Study: Acceptance of innovations in traditional cheese (France & Norway)

A new study published in the journal Appetite focuses on consumers’ acceptance of innovations in traditional cheese in France and Norway and finds that price is the most important factor.

This study explores consumers’ acceptance of innovations in traditional cheese in France (n = 120) and Norway (n = 119).

The respondents were presented with 16 photographs of a traditional cheese from their respective countries, varying according to six factors: pasteurisation, organic production, omega-3, packaging, price and appropriateness.
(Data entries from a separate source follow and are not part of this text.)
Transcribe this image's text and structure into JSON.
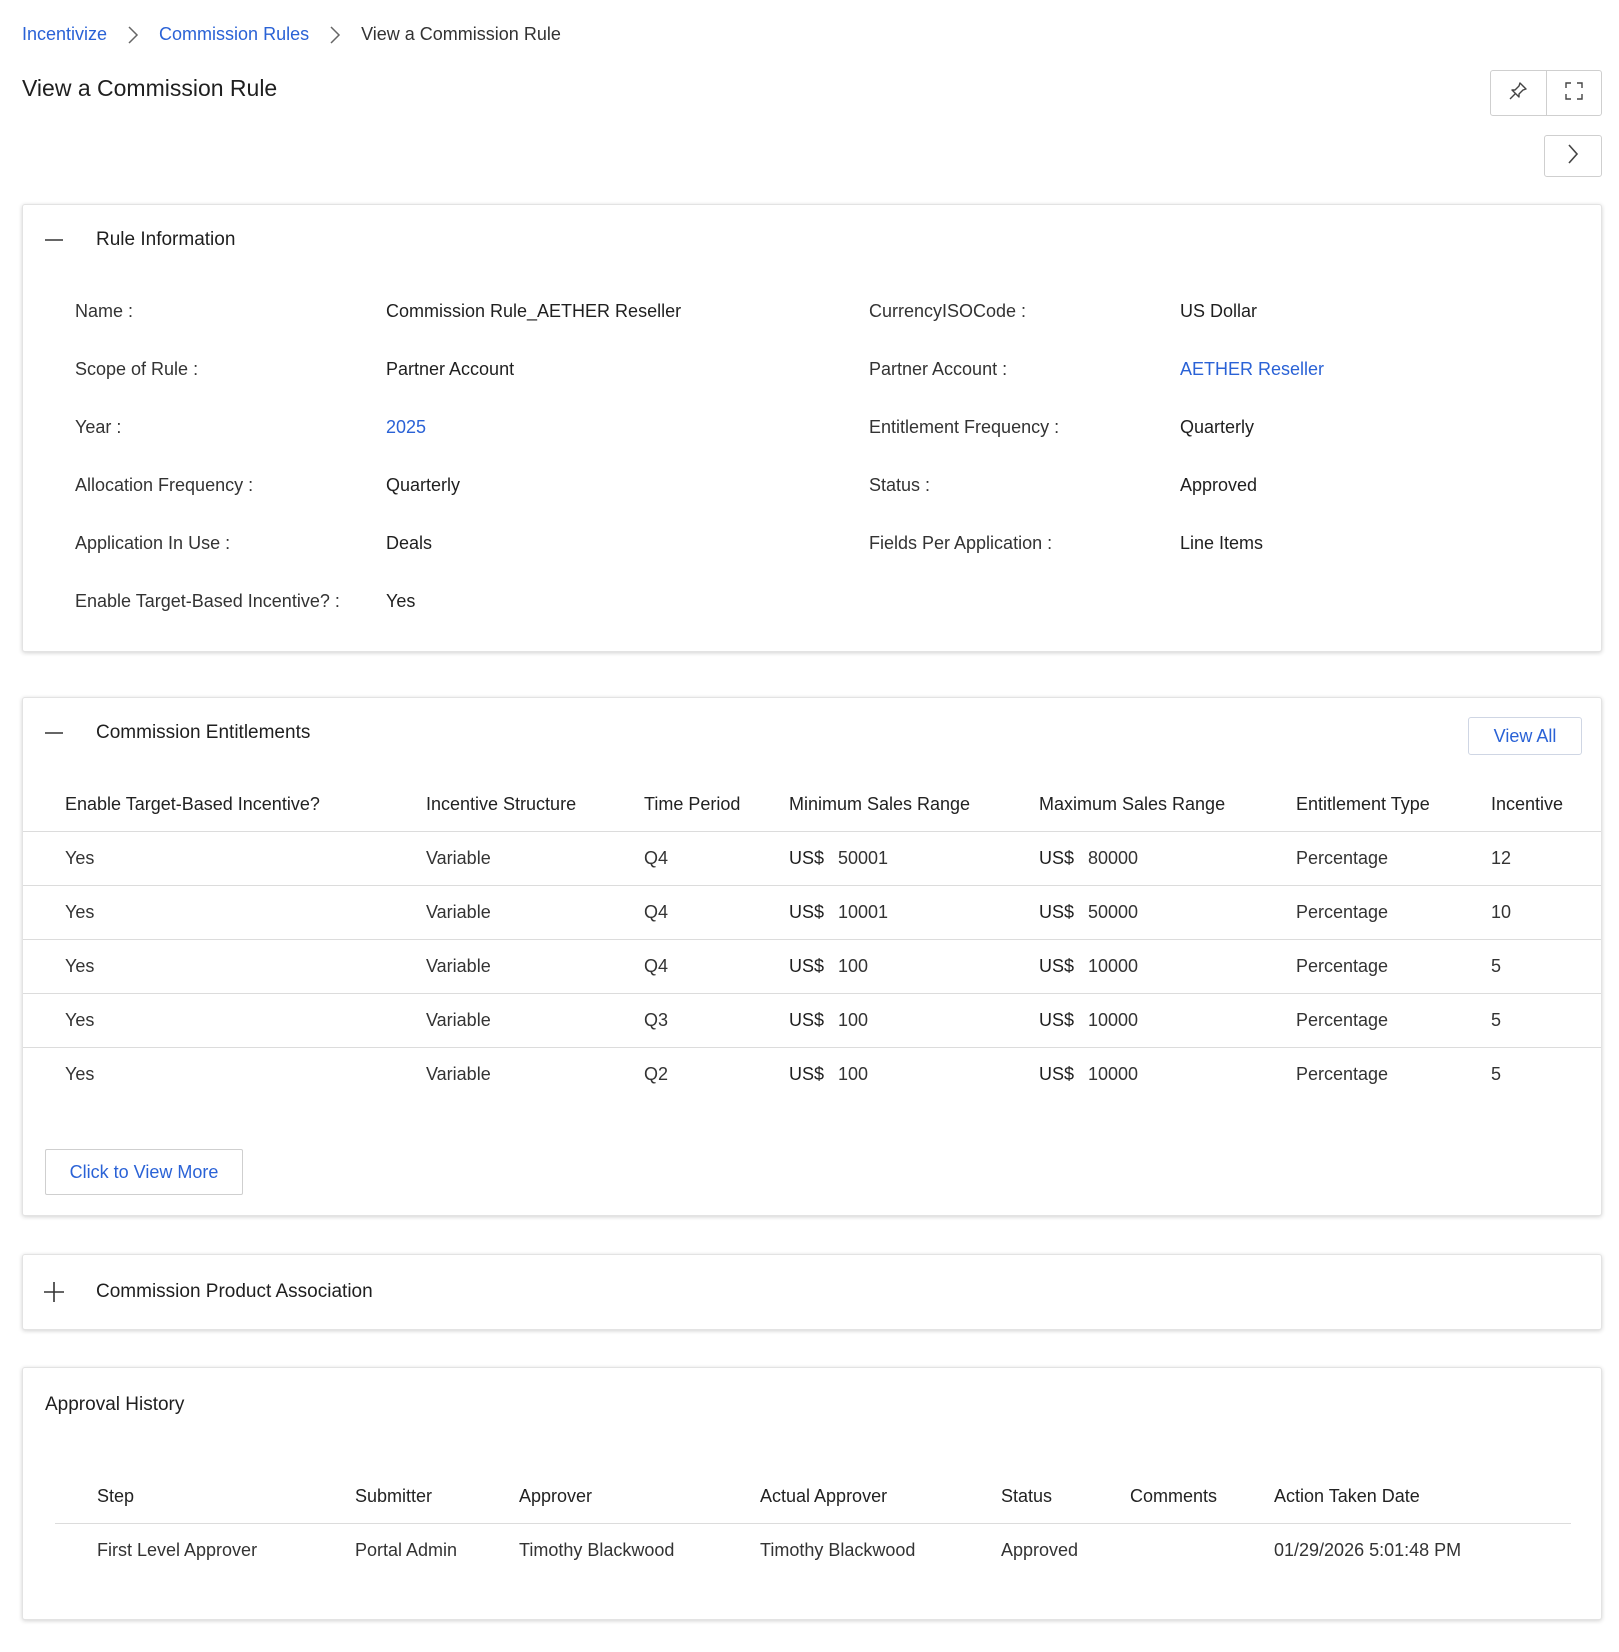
{
  "breadcrumb": {
    "items": [
      "Incentivize",
      "Commission Rules"
    ],
    "current": "View a Commission Rule"
  },
  "page": {
    "title": "View a Commission Rule"
  },
  "toolbar": {
    "icons": [
      "pin-icon",
      "expand-icon",
      "chevron-right-icon"
    ]
  },
  "rule_information": {
    "title": "Rule Information",
    "fields": {
      "name": {
        "label": "Name :",
        "value": "Commission Rule_AETHER Reseller"
      },
      "currency": {
        "label": "CurrencyISOCode :",
        "value": "US Dollar"
      },
      "scope": {
        "label": "Scope of Rule :",
        "value": "Partner Account"
      },
      "partner_account": {
        "label": "Partner Account :",
        "value": "AETHER Reseller"
      },
      "year": {
        "label": "Year :",
        "value": "2025"
      },
      "entitlement_frequency": {
        "label": "Entitlement Frequency :",
        "value": "Quarterly"
      },
      "allocation_frequency": {
        "label": "Allocation Frequency :",
        "value": "Quarterly"
      },
      "status": {
        "label": "Status :",
        "value": "Approved"
      },
      "application_in_use": {
        "label": "Application In Use :",
        "value": "Deals"
      },
      "fields_per_application": {
        "label": "Fields Per Application :",
        "value": "Line Items"
      },
      "target_based": {
        "label": "Enable Target-Based Incentive? :",
        "value": "Yes"
      }
    }
  },
  "entitlements": {
    "title": "Commission Entitlements",
    "view_all_label": "View All",
    "more_label": "Click to View More",
    "columns": [
      "Enable Target-Based Incentive?",
      "Incentive Structure",
      "Time Period",
      "Minimum Sales Range",
      "Maximum Sales Range",
      "Entitlement Type",
      "Incentive"
    ],
    "currency_prefix": "US$",
    "rows": [
      {
        "target": "Yes",
        "structure": "Variable",
        "period": "Q4",
        "min": "50001",
        "max": "80000",
        "type": "Percentage",
        "incentive": "12"
      },
      {
        "target": "Yes",
        "structure": "Variable",
        "period": "Q4",
        "min": "10001",
        "max": "50000",
        "type": "Percentage",
        "incentive": "10"
      },
      {
        "target": "Yes",
        "structure": "Variable",
        "period": "Q4",
        "min": "100",
        "max": "10000",
        "type": "Percentage",
        "incentive": "5"
      },
      {
        "target": "Yes",
        "structure": "Variable",
        "period": "Q3",
        "min": "100",
        "max": "10000",
        "type": "Percentage",
        "incentive": "5"
      },
      {
        "target": "Yes",
        "structure": "Variable",
        "period": "Q2",
        "min": "100",
        "max": "10000",
        "type": "Percentage",
        "incentive": "5"
      }
    ]
  },
  "product_association": {
    "title": "Commission Product Association"
  },
  "approval_history": {
    "title": "Approval History",
    "columns": [
      "Step",
      "Submitter",
      "Approver",
      "Actual Approver",
      "Status",
      "Comments",
      "Action Taken Date"
    ],
    "rows": [
      {
        "step": "First Level Approver",
        "submitter": "Portal Admin",
        "approver": "Timothy Blackwood",
        "actual_approver": "Timothy Blackwood",
        "status": "Approved",
        "comments": "",
        "date": "01/29/2026 5:01:48 PM"
      }
    ]
  },
  "colors": {
    "link": "#2a62d6",
    "border": "#dcdcdc",
    "text": "#222222"
  }
}
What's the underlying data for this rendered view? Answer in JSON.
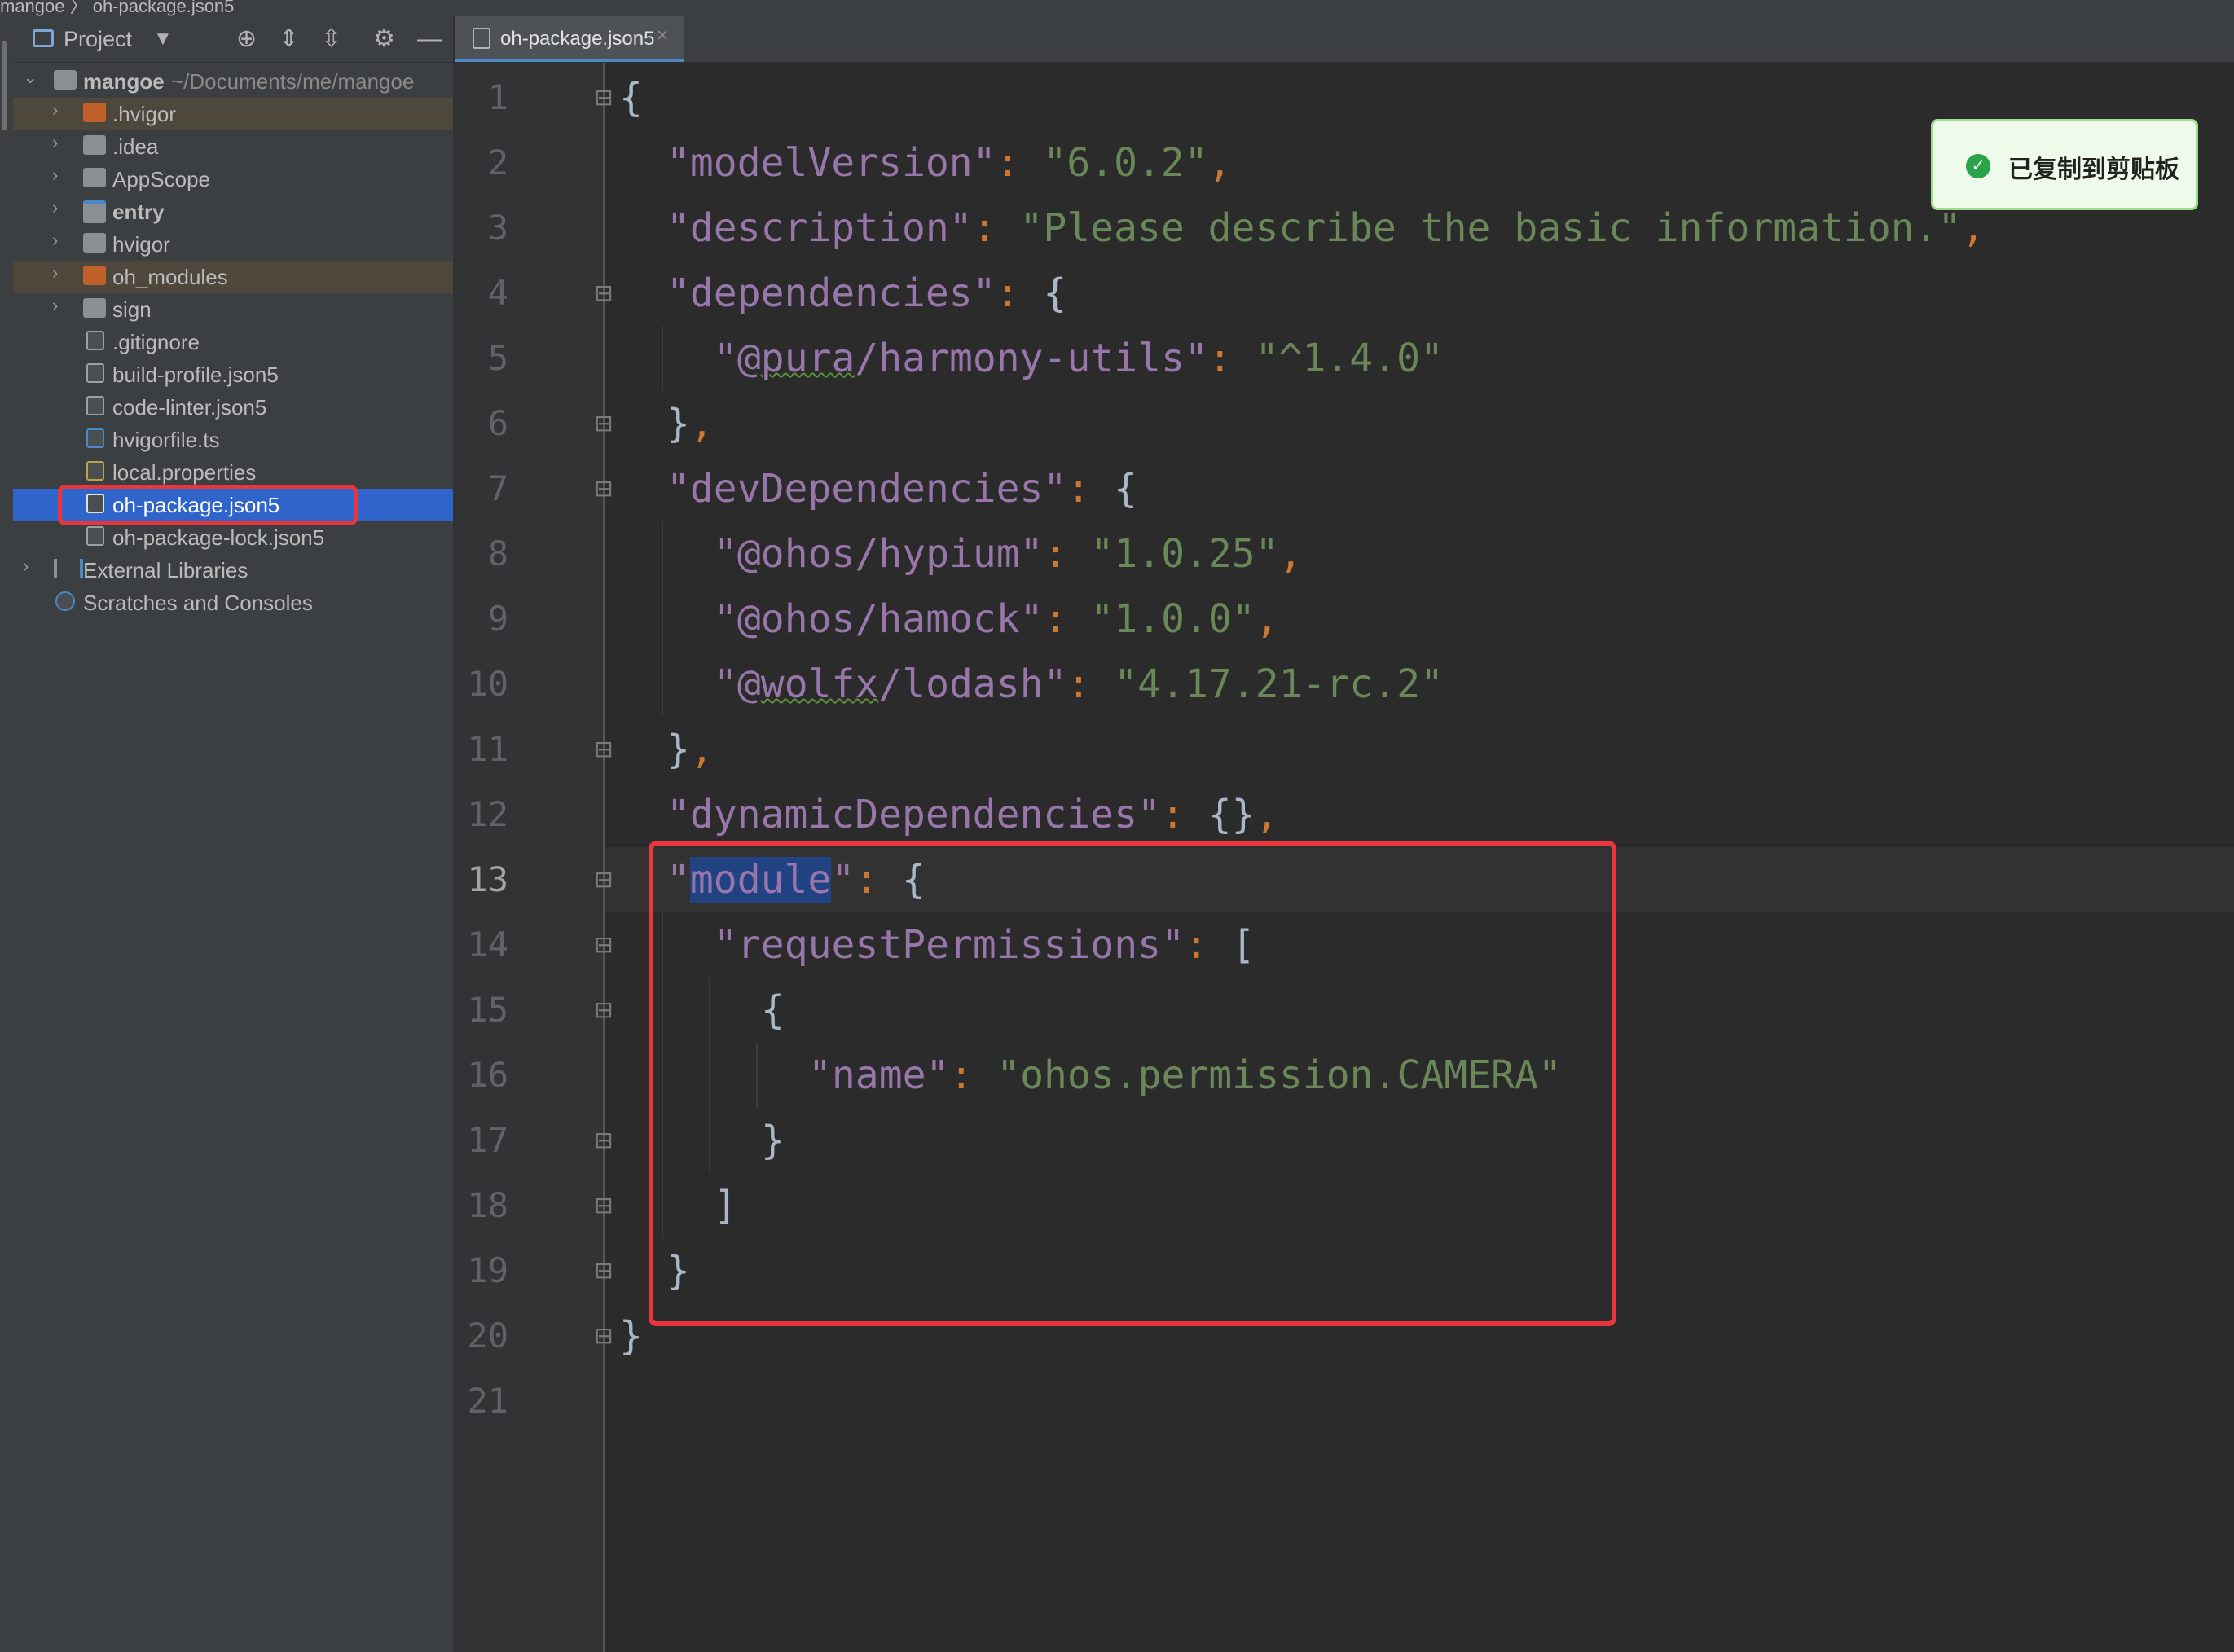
{
  "breadcrumb": {
    "text": "mangoe 〉 oh-package.json5"
  },
  "project_panel": {
    "title": "Project",
    "toolbar_icons": [
      "locate-icon",
      "expand-all-icon",
      "collapse-all-icon",
      "gear-icon",
      "hide-icon"
    ],
    "root": {
      "name": "mangoe",
      "path": "~/Documents/me/mangoe"
    },
    "items": [
      {
        "label": ".hvigor",
        "type": "folder-excluded",
        "expandable": true
      },
      {
        "label": ".idea",
        "type": "folder",
        "expandable": true
      },
      {
        "label": "AppScope",
        "type": "folder",
        "expandable": true
      },
      {
        "label": "entry",
        "type": "module",
        "expandable": true
      },
      {
        "label": "hvigor",
        "type": "folder",
        "expandable": true
      },
      {
        "label": "oh_modules",
        "type": "folder-excluded",
        "expandable": true
      },
      {
        "label": "sign",
        "type": "folder",
        "expandable": true
      },
      {
        "label": ".gitignore",
        "type": "file"
      },
      {
        "label": "build-profile.json5",
        "type": "file"
      },
      {
        "label": "code-linter.json5",
        "type": "file"
      },
      {
        "label": "hvigorfile.ts",
        "type": "file"
      },
      {
        "label": "local.properties",
        "type": "file"
      },
      {
        "label": "oh-package.json5",
        "type": "file",
        "selected": true
      },
      {
        "label": "oh-package-lock.json5",
        "type": "file"
      }
    ],
    "external_libraries": "External Libraries",
    "scratches": "Scratches and Consoles"
  },
  "editor": {
    "tab": {
      "label": "oh-package.json5",
      "close": "×"
    },
    "current_line": 13,
    "line_numbers": [
      "1",
      "2",
      "3",
      "4",
      "5",
      "6",
      "7",
      "8",
      "9",
      "10",
      "11",
      "12",
      "13",
      "14",
      "15",
      "16",
      "17",
      "18",
      "19",
      "20",
      "21"
    ],
    "code": {
      "l1_brace": "{",
      "l2_key": "\"modelVersion\"",
      "l2_val": "\"6.0.2\"",
      "l3_key": "\"description\"",
      "l3_val": "\"Please describe the basic information.\"",
      "l4_key": "\"dependencies\"",
      "l5_key_q": "\"@",
      "l5_key_ul": "pura",
      "l5_key_rest": "/harmony-utils\"",
      "l5_val": "\"^1.4.0\"",
      "l7_key": "\"devDependencies\"",
      "l8_key": "\"@ohos/hypium\"",
      "l8_val": "\"1.0.25\"",
      "l9_key": "\"@ohos/hamock\"",
      "l9_val": "\"1.0.0\"",
      "l10_key_q": "\"@",
      "l10_key_ul": "wolfx",
      "l10_key_rest": "/lodash\"",
      "l10_val": "\"4.17.21-rc.2\"",
      "l12_key": "\"dynamicDependencies\"",
      "l12_val": "{}",
      "l13_q1": "\"",
      "l13_word": "module",
      "l13_q2": "\"",
      "l14_key": "\"requestPermissions\"",
      "l16_key": "\"name\"",
      "l16_val": "\"ohos.permission.CAMERA\""
    }
  },
  "toast": {
    "message": "已复制到剪贴板",
    "icon": "check-circle-icon",
    "color": "#2aa34a"
  },
  "colors": {
    "key": "#9876aa",
    "string": "#6a8759",
    "punctuation": "#cc7832",
    "highlight_box": "#e8363c",
    "selection": "#2f65ca"
  }
}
For each of the scenarios the consumers indicated their willingness to buy the cheese on a nine-point scale.

Results show that consumers’ willingness to buy traditional cheese is highly driven by price, appropriateness and pasteurisation in both countries. However, on average consumers in the French sample prefer buying raw milk cheese, while consumers in the Norwegian sample prefer buying pasteurised cheese. These general trends are led by a pro-raw milk segment in France and a pro-pasteurised milk segment in Norway.

Several interaction effects involving appropriateness are detected, indicating the importance of the consumption context on the acceptance of innovations in traditional cheese. On a general level, the results indicate that well-accepted innovations in traditional cheese are those that reinforce the traditional and authentic character of the product.